Similarly, an insect infestation that caused damage to crops in California's Central Valley probably would not trigger coverage because its destruction would not be considered physical damage, said Mr. Dempsey.

“One of the limitations of coverage” today is policy exclusions, Mr. Dempsey said. For instance, the Japanese quake last March “didn't cause that much damage” to the Fukushima nuclear power plant. But the subsequent tsunami caused a lot of damage to the facility. What if a company in the affected region had quake damage, but not flood coverage? he asked. There is a question of whether losses would be covered.

Furthermore, what if the flood caused a fire and explosion? “Is that covered?” he asked. There is also the question of coverage for disruption caused by roads damaged in the catastrophe.

Another issue that arises with respect to coverage is who is a customer and who is a supplier. While that may seem a simple question, in fact it has become a focus of litigation in the U.S., and in the “real world" there is “disagreement about that,” said Mr. Dempsey. Words defining “supplier” and “customer” are often modified in a policy. Some policies also will apply only to the first-tier supplier, but not further down the chain.
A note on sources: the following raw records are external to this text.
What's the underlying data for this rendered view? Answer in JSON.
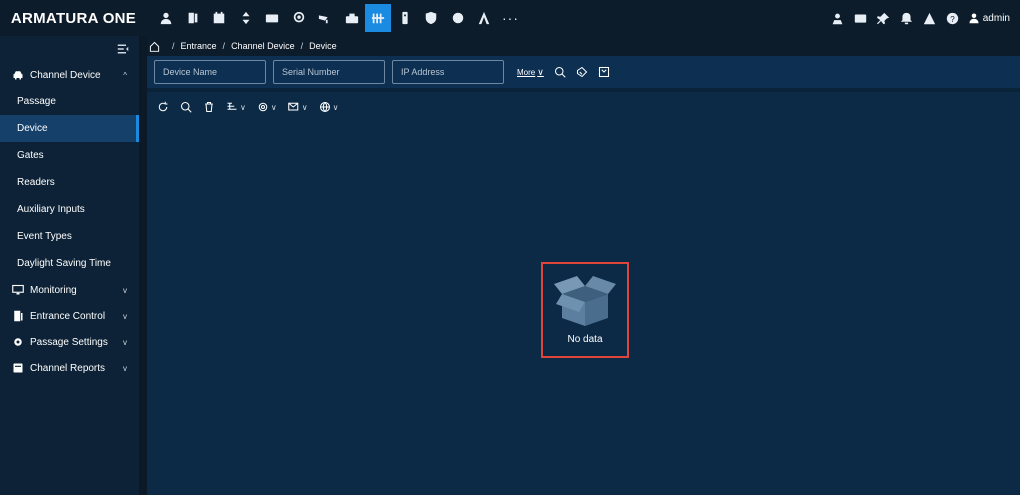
{
  "app": {
    "logo": "ARMATURA ONE",
    "user": "admin"
  },
  "topbar": {
    "modules": [
      {
        "icon": "personnel-icon"
      },
      {
        "icon": "access-door-icon"
      },
      {
        "icon": "attendance-icon"
      },
      {
        "icon": "elevator-icon"
      },
      {
        "icon": "visitor-card-icon"
      },
      {
        "icon": "location-pin-icon"
      },
      {
        "icon": "camera-icon"
      },
      {
        "icon": "patrol-icon"
      },
      {
        "icon": "channel-gate-icon",
        "active": true
      },
      {
        "icon": "intercom-icon"
      },
      {
        "icon": "shield-icon"
      },
      {
        "icon": "badge-icon"
      },
      {
        "icon": "armatura-a-icon"
      },
      {
        "icon": "more-dots-icon"
      }
    ],
    "right_tools": [
      "map-user-icon",
      "id-card-icon",
      "pin-icon",
      "alarm-bell-icon",
      "warning-icon",
      "help-icon"
    ]
  },
  "sidebar": {
    "groups": [
      {
        "label": "Channel Device",
        "icon": "car-icon",
        "expanded": true,
        "items": [
          "Passage",
          "Device",
          "Gates",
          "Readers",
          "Auxiliary Inputs",
          "Event Types",
          "Daylight Saving Time"
        ],
        "active": "Device"
      },
      {
        "label": "Monitoring",
        "icon": "monitor-icon"
      },
      {
        "label": "Entrance Control",
        "icon": "door-icon"
      },
      {
        "label": "Passage Settings",
        "icon": "gear-icon"
      },
      {
        "label": "Channel Reports",
        "icon": "report-icon"
      }
    ]
  },
  "breadcrumb": [
    "Entrance",
    "Channel Device",
    "Device"
  ],
  "filters": {
    "device_name": "Device Name",
    "serial_number": "Serial Number",
    "ip_address": "IP Address",
    "more": "More"
  },
  "empty_state": {
    "text": "No data"
  },
  "colors": {
    "accent": "#1a8be0",
    "highlight_border": "#e0453a",
    "background": "#0c2a46"
  }
}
Others, though, have language that would provide this coverage, he said.

Another coverage issue is that of a supplier who is not damaged, but is not producing because a supplier of one of its components is not delivering. “Where does that fit into the policies as they're constructed today?” asked Mr. Dempsey. “Read you policies,” he said, and if the language applicable to your supply chain is narrow, and could be broadened, “I recommend you do it,” he said.

While some contingent business interruption endorsements have the broadest coverage, others have “absolutely terrible, narrow” coverage, he said. “Read what you have,” he said.

Other speakers at the panel included Edward D. Erickson, vp, product and business development, at Intrapoint, Inc., based in Moffett Field, Calif.; Anita Househam, policy and legal adviser, human rights and labor, at the United Nations Global Compact Office in New York; and David J. Closs, a professor in the Department of Supply Chain Management, the Eli Broad Graduate School of Management, at Michigan State University in East Lansing, Mich. A case study was presented by Patrice N. Knight, vp, operations global supply, at IBM Corp. in Hopewell Junction, N.Y. The session was moderated by Business Insurance managing editor Matt Scroggins.